More info is needed to know if this dog has separation anxiety, but I suspect she has separation issues to some level. If you'd like, we can correspond privately and I can ask you questions and give you information, or you can join my Training & Behaviour facebook page. I would definitely advise crate-training (crate TRAINING, not suddenly putting an untrained dog in a crate all day). Many people start off slow, like 10 minutes, then 30, then an hour, then 2...etc...you want to start off with SECONDS, then move up to 5 seconds over time, then 10, then 20, 30, a min, 2 min, 5 min, 7 min, 10 min, 15 min. Fifteen minutes is an end goal, not a starting point. Think about coddled toddlers whose parents leave them at daycare for the first time. They hit panic in about 3 seconds. They're full blown freaking at a minute. They're not ok up until half an hour after Mommy leaves. You want to avoid the dog ever hitting that place. If you get to the 15 minute mark you're pretty much home free. The worst has come and gone in the first 15 min.

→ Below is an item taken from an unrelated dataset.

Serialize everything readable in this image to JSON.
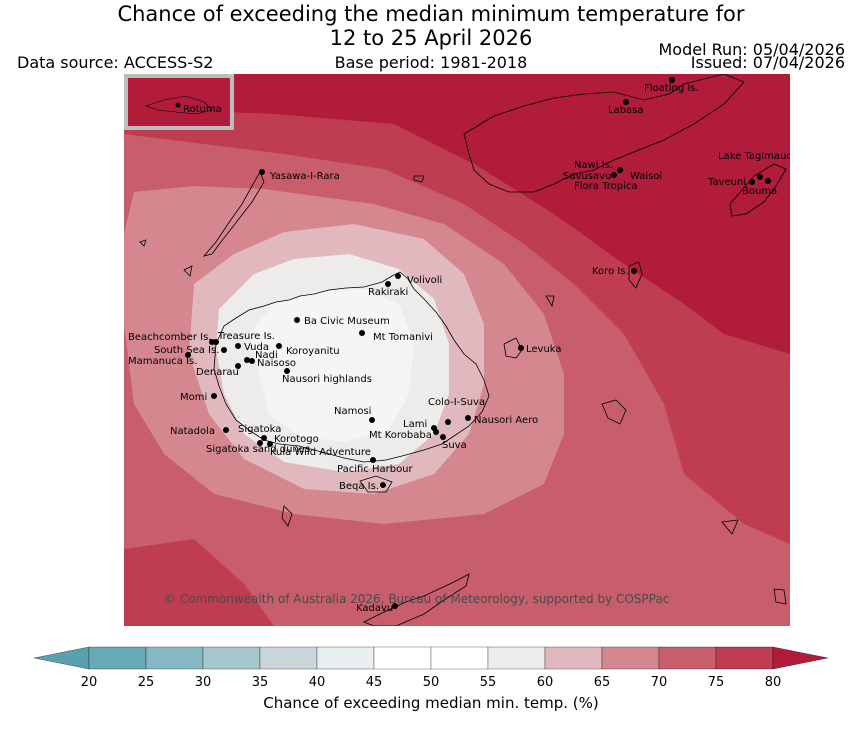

Never ever correct a dog's symptoms of anxiety. The dog is barking, fussing, etc because they are feeling anxious. Correcting (punishing) them for this increases their anxiety, that's the last thing you want. You may or may not get a suppression of the behaviour, but you are mixing up a little mind that needs to be straightened out, not messed up more. Instead of punishing the expression of anxiety, instead, work at relieving the anxiety. Give the dog all kinds of interesting things to do when you leave. Not food; something to eat is gone quickly. Not toys; what are you going to do with a tennis ball by yourself in a crate. A kong with peanut butter inside, a treat ball, a raw marrow bone - something to DO. They will work away for ages at those things. Make sure the dog is getting enough exercise.

Dogs sleep twice as much as we do, about 16 hours a day. You want to set things up nice and quiet for them when you're out, as most dogs sleep all day when we're not home. A quiet area of the house, not near windows, close the blinds, maybe some gentle patchouli reeds, some white noise (TV or radio low, or a fan). And something like a peanut butter kong to lull himself to sleep.